When Formula One drivers leave the race circuit, they like to take the fastest way home - by air.
Most drivers own or charter their own planes, not because they like to look flash, but because the pressures of the modern sport make a plane as essential as their driving overalls.
This year drivers face a punishing 34-week schedule, with races every other week around the world.
Coulthard, 29, who was due to race for the McLaren-Mercedes team in the Spanish Grand Prix at the Catalunya track in Barcelona on Sunday, was travelling from England to Nice in the south of France when his Learjet 35 developed problems and crashed at Lyon, killing two.
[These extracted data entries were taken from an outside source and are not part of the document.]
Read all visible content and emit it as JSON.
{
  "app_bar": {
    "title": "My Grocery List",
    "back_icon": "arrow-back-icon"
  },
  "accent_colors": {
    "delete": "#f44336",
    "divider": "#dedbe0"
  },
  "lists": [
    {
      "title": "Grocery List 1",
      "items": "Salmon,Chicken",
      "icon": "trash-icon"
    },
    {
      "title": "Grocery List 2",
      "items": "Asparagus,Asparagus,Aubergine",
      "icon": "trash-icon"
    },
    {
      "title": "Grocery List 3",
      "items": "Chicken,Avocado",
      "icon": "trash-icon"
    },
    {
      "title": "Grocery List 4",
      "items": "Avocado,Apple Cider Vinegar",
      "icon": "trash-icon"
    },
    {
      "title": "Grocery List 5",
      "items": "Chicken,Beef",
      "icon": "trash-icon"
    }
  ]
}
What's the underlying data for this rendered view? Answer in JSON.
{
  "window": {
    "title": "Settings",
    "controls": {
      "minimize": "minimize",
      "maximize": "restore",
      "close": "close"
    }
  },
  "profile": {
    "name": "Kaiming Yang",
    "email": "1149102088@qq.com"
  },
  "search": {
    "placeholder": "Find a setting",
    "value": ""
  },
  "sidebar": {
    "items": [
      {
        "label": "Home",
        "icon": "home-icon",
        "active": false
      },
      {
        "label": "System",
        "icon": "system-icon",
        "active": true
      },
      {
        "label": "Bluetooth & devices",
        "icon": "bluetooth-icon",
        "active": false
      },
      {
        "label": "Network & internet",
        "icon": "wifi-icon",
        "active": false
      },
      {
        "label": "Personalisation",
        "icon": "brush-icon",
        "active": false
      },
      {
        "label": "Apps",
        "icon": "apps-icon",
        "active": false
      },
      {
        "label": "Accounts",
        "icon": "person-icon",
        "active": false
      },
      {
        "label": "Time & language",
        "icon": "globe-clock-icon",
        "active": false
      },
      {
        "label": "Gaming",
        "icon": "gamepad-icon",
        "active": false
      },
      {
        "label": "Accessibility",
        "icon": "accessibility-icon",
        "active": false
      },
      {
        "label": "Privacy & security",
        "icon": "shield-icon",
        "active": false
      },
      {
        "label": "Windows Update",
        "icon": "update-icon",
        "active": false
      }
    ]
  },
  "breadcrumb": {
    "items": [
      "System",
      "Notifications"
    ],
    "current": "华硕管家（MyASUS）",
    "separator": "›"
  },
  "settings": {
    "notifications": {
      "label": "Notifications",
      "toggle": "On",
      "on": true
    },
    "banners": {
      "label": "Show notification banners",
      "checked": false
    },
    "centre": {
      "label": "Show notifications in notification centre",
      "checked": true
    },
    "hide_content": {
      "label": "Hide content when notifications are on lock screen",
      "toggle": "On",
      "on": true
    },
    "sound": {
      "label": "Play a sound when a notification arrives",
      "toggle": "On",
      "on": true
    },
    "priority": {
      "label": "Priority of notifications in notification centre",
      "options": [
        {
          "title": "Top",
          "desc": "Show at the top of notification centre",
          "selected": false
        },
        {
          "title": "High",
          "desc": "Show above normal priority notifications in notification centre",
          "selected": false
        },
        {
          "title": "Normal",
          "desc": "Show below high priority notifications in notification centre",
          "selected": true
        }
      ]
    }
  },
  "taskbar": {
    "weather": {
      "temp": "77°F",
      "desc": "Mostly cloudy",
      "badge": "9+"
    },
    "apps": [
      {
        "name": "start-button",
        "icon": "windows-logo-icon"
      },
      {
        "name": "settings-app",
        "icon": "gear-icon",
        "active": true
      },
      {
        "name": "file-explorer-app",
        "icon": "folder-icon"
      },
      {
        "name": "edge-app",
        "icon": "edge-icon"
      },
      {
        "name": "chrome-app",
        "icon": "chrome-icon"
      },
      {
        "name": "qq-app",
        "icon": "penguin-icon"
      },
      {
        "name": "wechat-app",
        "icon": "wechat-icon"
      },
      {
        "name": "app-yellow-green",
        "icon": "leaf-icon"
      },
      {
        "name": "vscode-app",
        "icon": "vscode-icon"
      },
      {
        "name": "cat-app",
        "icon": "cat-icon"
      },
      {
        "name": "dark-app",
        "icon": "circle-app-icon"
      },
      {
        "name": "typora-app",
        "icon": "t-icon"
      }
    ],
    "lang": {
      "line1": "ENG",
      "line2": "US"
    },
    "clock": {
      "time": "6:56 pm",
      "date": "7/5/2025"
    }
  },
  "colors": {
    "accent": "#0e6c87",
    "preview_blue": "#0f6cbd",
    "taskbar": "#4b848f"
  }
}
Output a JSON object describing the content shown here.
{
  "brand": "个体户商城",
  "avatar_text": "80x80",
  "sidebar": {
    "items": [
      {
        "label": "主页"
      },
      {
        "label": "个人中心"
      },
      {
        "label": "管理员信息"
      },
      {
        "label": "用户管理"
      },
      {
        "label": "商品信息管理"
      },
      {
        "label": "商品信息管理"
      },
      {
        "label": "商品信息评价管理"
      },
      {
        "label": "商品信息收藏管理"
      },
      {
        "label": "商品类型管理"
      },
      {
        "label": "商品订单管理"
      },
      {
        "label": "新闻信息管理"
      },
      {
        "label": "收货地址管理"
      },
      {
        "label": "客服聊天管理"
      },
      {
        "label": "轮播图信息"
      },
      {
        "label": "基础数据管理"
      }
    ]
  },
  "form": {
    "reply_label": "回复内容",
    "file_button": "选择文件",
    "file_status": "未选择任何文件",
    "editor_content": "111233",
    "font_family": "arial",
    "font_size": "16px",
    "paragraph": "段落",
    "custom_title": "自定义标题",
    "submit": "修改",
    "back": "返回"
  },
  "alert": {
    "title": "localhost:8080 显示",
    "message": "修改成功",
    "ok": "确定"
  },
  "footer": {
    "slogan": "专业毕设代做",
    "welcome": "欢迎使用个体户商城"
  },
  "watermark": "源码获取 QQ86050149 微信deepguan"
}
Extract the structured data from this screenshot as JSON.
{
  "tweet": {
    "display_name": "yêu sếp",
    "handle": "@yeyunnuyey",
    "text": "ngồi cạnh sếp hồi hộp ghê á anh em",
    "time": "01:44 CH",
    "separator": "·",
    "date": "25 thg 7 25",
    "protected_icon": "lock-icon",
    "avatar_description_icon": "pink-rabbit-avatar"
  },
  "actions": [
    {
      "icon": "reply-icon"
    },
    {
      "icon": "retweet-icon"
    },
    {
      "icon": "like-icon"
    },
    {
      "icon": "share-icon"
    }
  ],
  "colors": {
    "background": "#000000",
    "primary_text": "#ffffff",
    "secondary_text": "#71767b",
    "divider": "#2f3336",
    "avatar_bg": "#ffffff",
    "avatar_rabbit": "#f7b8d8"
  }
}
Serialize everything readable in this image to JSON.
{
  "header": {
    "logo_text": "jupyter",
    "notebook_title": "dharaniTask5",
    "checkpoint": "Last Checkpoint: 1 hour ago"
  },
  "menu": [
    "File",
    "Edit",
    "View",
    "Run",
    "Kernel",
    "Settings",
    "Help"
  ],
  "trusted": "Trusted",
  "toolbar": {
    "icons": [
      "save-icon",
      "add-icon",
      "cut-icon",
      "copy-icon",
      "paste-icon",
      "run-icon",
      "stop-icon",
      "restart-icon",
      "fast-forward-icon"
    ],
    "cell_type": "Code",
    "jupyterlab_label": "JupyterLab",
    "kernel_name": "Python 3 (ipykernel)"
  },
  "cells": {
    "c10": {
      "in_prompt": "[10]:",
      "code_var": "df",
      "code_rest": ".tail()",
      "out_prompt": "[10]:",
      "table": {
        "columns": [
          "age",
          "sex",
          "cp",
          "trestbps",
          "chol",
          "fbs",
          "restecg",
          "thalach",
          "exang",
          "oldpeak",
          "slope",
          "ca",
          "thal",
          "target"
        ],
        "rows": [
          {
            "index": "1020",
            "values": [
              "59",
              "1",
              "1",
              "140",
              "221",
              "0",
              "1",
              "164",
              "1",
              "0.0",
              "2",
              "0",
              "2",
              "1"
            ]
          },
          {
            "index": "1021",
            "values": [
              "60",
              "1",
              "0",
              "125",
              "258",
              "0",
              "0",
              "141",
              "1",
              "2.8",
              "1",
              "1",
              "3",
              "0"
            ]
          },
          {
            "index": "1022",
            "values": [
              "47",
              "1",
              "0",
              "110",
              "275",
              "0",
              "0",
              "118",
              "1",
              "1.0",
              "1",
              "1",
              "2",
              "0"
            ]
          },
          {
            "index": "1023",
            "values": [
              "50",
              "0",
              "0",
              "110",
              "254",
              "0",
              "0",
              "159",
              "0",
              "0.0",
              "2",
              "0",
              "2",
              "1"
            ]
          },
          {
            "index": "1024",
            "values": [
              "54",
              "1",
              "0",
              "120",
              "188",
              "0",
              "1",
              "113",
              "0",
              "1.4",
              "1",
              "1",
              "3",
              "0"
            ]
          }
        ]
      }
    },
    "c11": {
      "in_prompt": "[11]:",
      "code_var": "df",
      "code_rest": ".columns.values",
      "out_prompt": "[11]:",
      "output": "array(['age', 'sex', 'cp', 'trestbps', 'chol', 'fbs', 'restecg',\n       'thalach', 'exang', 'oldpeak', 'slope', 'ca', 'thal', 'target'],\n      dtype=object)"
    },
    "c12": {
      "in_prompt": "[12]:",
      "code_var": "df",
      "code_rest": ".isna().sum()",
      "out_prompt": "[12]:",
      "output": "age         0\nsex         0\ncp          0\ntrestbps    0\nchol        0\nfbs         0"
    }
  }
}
Coulthard, his fashion model fiancée Heidi Wichlinski, 23, and his bodyguard escaped alive in the crash in which the pilot and co-pilot were killed.
Coulthard, who lives in Monaco, was scheduled to give a press conference on Thursday afternoon prior to the Spanish Grand Prix in Barcelona.
Andrew Golby, deputy editor of Autosport magazine, told BBC News Online: "The season is divided, as much as possible, into continents to reduce the travelling.
"However, the commercial demands of the sport mean that drivers must be able to travel as and when they need to.
"Dennis Bergkamp (the Arsenal player who refuses to fly) would not be a very good Formula One driver."
Formula One driver Graham Hill and fellow Grand Prix driver Tony Brise died in 1975 when the light plane he was piloting crashed, but considering the amount of air time put in by drivers, Mr Golby said it was "amazing" there were not more accidents.
Like Graham Hill, many drivers are highly attached to air travel - Jaguar driver Eddie Irvine owns a helicopter and a Learjet.
However, the Learjet has enjoyed a colourful 35-year history as a glamorous, yet tragic, aircraft.
Much-loved American golf champion Payne Stewart was one of five people killed when a Learjet 35 crashed in South Dakota, USA, in October 1999.
In 1994, a Learjet slammed into two apartment buildings in Fresno, California, killing 21 people on the ground.
And in 1996, a Learjet overshot the runway at RAF Northolt in west London and finished up colliding with a van on the busy A40 road. Remarkably, all involved escaped serious injury.